There is, of course, a contradiction between an emerging pan-European entente and a U.S. quest for global strategic predominance (if, indeed, that remains America’s goal under Mr. Obama) — but that’s a problem for Washington more than for Kiev. Far from exerting sway over every nook and cranny of the globe, we in the U.S. cannot control our own borders, reign in our deficits, or even plug a leaky oil well.
This may explain why Washington has been, as Mr. Karatnycky accurately points out, restrained in its reaction to Mr. Yanukovich’s rejection of NATO membership and other moves to back away from Russia’s strategic encirclement: President Obama appears to want a new kind of American foreign policy, one that deals with the world as it is, rather than seeking to remake it, violently if necessary, in the U.S.’s own image.
It remains to be seen how Mr. Yanukovich’s policies pan out. But give him credit for doing as president what he promised to do on the campaign trail, for giving new impetus to pan-European unity at a time when Europe seems to have run aground, and for standing for Ukraine’s national interest (as he understands it). As for the critically important matters of the economy and the fight against corruption, it is still too soon to tell, but the initial indicators are mixed at best. This will be the subject of a future commentary.
Vlad Sobell, Daiwa Institute of Research, London
It is in the nature of democracy that losers of elections waste no time in attacking the policies of the winner. Indeed, former Prime Minister Yulia Tymoshenko has not disappointed, having subjected Ukraine’s new President Viktor Yanukovich to harsh criticism on multiple fronts.
However, her arguments lose any iota of credibility if we recall the desperately sorry state of affairs in which her regime left the country when it was voted out of office. The IMF has been urging the new government to become more ambitious on structural reforms and the negotiations have been far from easy. But we should not forget why the preceding agreement with the IMF was suspended and why fresh negotiations are now necessary.
While the trigger for its suspension was a populist social spending bill pushed through the parliament by Yanukovich-led opposition, this was, in fact, merely the straw that broke the camel’s back: the Tymoshenko government had reneged on several key conditions of the previous program, including the promise to raise domestic gas prices and launch the reform of Naftohaz. Ms. Tymoshenko’s inability to establish constructive relations with President Yushchenko repeatedly thwarted the formation of credible economic policy. For these reasons the IMF had given up hope on Ukraine well before the death throes of the Orange regime.
And if Mr.
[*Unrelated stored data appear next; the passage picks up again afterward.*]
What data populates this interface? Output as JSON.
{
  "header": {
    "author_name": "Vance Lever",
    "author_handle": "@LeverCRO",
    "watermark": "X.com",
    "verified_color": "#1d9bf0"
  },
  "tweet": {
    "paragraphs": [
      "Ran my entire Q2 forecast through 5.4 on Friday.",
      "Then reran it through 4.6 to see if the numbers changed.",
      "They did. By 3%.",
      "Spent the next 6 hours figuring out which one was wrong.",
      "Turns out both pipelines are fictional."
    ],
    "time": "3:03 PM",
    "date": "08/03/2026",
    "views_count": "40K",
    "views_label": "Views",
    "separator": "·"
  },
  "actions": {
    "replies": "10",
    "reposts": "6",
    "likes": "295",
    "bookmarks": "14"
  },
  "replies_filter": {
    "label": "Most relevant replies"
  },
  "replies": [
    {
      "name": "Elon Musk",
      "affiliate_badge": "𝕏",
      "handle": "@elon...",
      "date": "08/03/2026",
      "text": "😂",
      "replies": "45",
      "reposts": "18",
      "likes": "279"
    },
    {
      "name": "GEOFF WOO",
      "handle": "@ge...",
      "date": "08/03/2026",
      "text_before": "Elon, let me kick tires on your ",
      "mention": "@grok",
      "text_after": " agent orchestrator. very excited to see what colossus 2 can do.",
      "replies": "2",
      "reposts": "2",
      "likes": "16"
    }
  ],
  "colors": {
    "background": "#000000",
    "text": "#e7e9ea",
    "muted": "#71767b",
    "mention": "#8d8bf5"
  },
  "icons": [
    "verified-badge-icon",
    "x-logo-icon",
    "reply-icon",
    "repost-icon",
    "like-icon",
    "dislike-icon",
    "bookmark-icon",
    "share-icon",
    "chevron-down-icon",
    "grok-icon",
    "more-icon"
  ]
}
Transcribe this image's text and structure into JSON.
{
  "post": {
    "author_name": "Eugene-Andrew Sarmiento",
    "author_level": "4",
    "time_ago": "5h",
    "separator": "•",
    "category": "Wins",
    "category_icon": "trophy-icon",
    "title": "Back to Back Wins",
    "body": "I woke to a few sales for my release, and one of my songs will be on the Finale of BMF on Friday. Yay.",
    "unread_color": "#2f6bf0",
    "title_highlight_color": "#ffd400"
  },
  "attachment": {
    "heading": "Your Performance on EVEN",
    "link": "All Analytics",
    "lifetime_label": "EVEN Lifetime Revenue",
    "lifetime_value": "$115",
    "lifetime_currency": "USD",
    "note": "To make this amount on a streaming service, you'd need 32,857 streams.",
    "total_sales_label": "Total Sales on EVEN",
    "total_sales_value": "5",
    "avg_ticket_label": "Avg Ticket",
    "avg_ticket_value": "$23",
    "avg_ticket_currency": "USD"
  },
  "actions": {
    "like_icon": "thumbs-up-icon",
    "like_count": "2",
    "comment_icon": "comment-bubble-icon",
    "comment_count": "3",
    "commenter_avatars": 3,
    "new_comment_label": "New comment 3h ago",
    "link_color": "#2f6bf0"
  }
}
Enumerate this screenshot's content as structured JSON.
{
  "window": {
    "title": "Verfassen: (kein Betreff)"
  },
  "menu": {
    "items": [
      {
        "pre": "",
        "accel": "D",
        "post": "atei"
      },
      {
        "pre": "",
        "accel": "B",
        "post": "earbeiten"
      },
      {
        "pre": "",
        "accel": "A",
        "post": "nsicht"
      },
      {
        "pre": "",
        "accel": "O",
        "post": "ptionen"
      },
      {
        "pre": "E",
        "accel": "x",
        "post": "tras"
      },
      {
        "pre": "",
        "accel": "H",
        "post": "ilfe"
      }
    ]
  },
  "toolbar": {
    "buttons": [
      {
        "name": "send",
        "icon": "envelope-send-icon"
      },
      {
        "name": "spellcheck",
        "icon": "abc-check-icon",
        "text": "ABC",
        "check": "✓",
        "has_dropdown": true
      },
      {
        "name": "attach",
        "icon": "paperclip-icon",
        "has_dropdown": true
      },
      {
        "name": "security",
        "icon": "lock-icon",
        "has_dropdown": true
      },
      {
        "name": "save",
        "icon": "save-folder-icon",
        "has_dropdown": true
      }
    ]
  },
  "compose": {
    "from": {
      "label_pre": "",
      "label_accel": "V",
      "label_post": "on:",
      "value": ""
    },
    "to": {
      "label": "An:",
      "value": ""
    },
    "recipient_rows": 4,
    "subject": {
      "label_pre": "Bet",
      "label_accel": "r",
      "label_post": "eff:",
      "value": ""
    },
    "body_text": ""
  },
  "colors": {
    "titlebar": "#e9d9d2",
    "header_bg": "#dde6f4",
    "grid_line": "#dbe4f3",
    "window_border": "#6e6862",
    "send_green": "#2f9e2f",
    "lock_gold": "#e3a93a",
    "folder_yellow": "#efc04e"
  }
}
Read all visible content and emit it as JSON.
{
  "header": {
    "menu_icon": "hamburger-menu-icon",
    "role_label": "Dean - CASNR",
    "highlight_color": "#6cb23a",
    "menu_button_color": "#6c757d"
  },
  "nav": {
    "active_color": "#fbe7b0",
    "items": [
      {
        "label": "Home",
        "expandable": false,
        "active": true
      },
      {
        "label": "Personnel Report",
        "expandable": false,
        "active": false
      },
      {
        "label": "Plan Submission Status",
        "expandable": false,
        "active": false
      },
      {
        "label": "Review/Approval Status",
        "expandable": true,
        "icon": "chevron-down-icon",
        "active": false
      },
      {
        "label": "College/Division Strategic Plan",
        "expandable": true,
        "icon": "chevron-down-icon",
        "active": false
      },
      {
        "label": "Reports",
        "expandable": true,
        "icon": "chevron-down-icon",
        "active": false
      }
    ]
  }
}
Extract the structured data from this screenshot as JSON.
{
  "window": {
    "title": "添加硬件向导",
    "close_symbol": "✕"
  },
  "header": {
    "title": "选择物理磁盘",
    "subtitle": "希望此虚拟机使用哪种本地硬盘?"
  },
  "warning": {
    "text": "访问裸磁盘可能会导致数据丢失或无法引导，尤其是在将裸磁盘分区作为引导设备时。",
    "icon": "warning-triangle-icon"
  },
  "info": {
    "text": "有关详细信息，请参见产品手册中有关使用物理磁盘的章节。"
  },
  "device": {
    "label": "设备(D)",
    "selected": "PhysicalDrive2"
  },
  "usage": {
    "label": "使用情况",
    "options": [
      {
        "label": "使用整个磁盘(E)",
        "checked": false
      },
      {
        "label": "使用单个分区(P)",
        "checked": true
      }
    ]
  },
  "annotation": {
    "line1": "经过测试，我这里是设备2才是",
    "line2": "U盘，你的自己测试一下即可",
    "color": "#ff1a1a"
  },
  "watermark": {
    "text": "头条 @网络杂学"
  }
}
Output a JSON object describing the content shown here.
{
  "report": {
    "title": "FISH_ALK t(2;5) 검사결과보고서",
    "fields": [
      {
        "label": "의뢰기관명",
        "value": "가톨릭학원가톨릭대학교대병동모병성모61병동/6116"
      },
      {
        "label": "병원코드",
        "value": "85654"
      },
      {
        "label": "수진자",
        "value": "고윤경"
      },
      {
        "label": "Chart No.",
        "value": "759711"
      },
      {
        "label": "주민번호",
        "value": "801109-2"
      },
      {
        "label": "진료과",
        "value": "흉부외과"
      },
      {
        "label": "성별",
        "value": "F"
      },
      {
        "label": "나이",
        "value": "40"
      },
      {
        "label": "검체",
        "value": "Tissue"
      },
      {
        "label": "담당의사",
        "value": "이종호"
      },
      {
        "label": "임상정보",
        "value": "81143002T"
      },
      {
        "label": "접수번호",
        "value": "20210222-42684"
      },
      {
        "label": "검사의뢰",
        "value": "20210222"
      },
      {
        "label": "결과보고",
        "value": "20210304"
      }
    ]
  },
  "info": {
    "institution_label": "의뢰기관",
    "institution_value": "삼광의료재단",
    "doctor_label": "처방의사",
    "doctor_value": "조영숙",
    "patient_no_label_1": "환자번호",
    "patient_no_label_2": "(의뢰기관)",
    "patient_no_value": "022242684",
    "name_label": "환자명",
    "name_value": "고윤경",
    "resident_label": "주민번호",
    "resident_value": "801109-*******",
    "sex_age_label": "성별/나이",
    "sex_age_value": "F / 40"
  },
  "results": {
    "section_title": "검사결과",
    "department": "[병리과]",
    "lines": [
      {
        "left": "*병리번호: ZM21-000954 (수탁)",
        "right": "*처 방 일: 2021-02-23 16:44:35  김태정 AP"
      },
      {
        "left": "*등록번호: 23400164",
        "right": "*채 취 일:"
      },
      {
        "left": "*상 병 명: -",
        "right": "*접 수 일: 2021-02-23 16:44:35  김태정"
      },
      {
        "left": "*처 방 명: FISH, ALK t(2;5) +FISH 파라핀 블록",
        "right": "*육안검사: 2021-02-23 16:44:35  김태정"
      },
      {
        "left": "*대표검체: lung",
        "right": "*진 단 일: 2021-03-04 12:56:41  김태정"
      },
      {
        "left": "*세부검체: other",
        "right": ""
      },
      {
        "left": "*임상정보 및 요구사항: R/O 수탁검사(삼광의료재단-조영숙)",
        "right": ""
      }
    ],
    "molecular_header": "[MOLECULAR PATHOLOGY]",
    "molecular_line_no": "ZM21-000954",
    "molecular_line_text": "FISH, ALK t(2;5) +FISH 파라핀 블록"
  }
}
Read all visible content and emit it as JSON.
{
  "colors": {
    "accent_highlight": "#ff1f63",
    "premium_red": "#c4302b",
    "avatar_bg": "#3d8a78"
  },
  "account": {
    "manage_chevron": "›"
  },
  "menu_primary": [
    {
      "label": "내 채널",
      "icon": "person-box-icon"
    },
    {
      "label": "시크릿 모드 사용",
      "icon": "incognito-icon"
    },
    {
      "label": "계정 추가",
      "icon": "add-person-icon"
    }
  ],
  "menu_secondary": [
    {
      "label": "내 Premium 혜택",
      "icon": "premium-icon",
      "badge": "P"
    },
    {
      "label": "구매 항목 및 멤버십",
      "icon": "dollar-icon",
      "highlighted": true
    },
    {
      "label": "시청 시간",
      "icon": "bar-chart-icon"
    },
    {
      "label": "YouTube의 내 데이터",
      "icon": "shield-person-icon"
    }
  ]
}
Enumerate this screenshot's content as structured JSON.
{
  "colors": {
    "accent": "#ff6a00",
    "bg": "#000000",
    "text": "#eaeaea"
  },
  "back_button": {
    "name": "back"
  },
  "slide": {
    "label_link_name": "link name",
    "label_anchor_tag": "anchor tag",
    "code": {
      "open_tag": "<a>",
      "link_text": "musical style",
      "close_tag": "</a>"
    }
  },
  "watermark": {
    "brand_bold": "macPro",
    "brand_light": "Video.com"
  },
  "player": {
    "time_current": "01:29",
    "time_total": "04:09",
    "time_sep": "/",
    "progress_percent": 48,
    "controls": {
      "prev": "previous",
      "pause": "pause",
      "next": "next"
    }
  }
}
Yanukovich is lurching towards Russia, it is because constructive relations with Moscow offer Ukraine the only credible way out of its present dire predicament. The EU – never keen on drawing Ukraine into its orbit – is currently preoccupied with its own pressing problems. In due course, it will re-activate its Eastern policy and the issue of closer relations and eventually EU membership will re-surface. In the meantime, Ukraine must push ahead to achieve renewed growth and structural reforms. Mr. Yanukovich’s strategy is the only game in town if Ukraine is to resuscitate the economy and become a credible partner for the EU.